Executes the query and returns the results as a list of Game objects.

Expand source code

def as_games(self):
    """
    Executes the query and returns the results as a list of
    `nfldb.Game` objects.
    """
    self._assert_no_aggregate()

    results = []
    with Tx(self._db, factory=tuple_cursor) as cursor:
        q = self._make_join_query(cursor, types.Game)
        cursor.execute(q)
        for row in cursor.fetchall():
            results.append(types.Game.from_row_tuple(self._db, row))
    return results

def as_play_players(self)

Executes the query and returns the results as a list of nlfdb.PlayPlayer objects.

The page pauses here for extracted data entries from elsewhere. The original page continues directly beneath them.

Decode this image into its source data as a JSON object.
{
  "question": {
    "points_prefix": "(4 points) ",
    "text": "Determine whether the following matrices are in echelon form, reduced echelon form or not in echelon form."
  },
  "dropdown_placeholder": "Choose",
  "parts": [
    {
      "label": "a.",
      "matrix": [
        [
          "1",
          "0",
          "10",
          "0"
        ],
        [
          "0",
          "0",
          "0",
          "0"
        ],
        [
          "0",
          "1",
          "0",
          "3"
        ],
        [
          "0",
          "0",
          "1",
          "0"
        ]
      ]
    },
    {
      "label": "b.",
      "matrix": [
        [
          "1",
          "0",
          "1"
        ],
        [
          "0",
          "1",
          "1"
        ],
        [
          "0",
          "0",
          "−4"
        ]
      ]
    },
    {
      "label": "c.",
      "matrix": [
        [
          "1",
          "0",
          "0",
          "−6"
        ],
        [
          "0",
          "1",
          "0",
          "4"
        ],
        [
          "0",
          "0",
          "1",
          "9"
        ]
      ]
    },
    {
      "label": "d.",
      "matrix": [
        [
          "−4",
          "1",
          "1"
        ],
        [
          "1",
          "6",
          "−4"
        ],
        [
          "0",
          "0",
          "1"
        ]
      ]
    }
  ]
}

This provides a way to access player statistics directly by bypassing play data. Usually the results of this method are passed to aggregate(). It is recommended to use Query.aggregate() and Query.as_aggregate() when possible, since it is significantly faster to sum statistics in the database as opposed to Python.

Expand source code

def as_play_players(self):
    """
    Executes the query and returns the results as a list of
    `nlfdb.PlayPlayer` objects.

    This provides a way to access player statistics directly
    by bypassing play data. Usually the results of this method
    are passed to `nfldb.aggregate`. It is recommended to use
    `nfldb.Query.aggregate` and `nfldb.Query.as_aggregate` when
    possible, since it is significantly faster to sum statistics in
    the database as opposed to Python.
    """
    self._assert_no_aggregate()

    results = []
    with Tx(self._db, factory=tuple_cursor) as cursor:
        init = types.PlayPlayer.from_row_tuple
        q = self._make_join_query(cursor, types.PlayPlayer)
        cursor.execute(q)
        for row in cursor.fetchall():
            results.append(init(self._db, row))
    return results

def as_players(self)

Executes the query and returns the results as a list of Player objects.

Expand source code

def as_players(self):
    """
    Executes the query and returns the results as a list of
    `nfldb.Player` objects.
    """
    self._assert_no_aggregate()

    results = []
    with Tx(self._db) as cursor:
        q = self._make_join_query(cursor, types.Player)
        cursor.execute(q)

        for row in cursor.fetchall():
            results.append(types.Player.from_row_dict(self._db, row))
    return results

def as_plays(self, fill=True)

Executes the query and returns the results as a dictionary of nlfdb.Play objects that don't have the play_player attribute filled. The keys of the dictionary are play id tuples with the spec (gsis_id, drive_id, play_id).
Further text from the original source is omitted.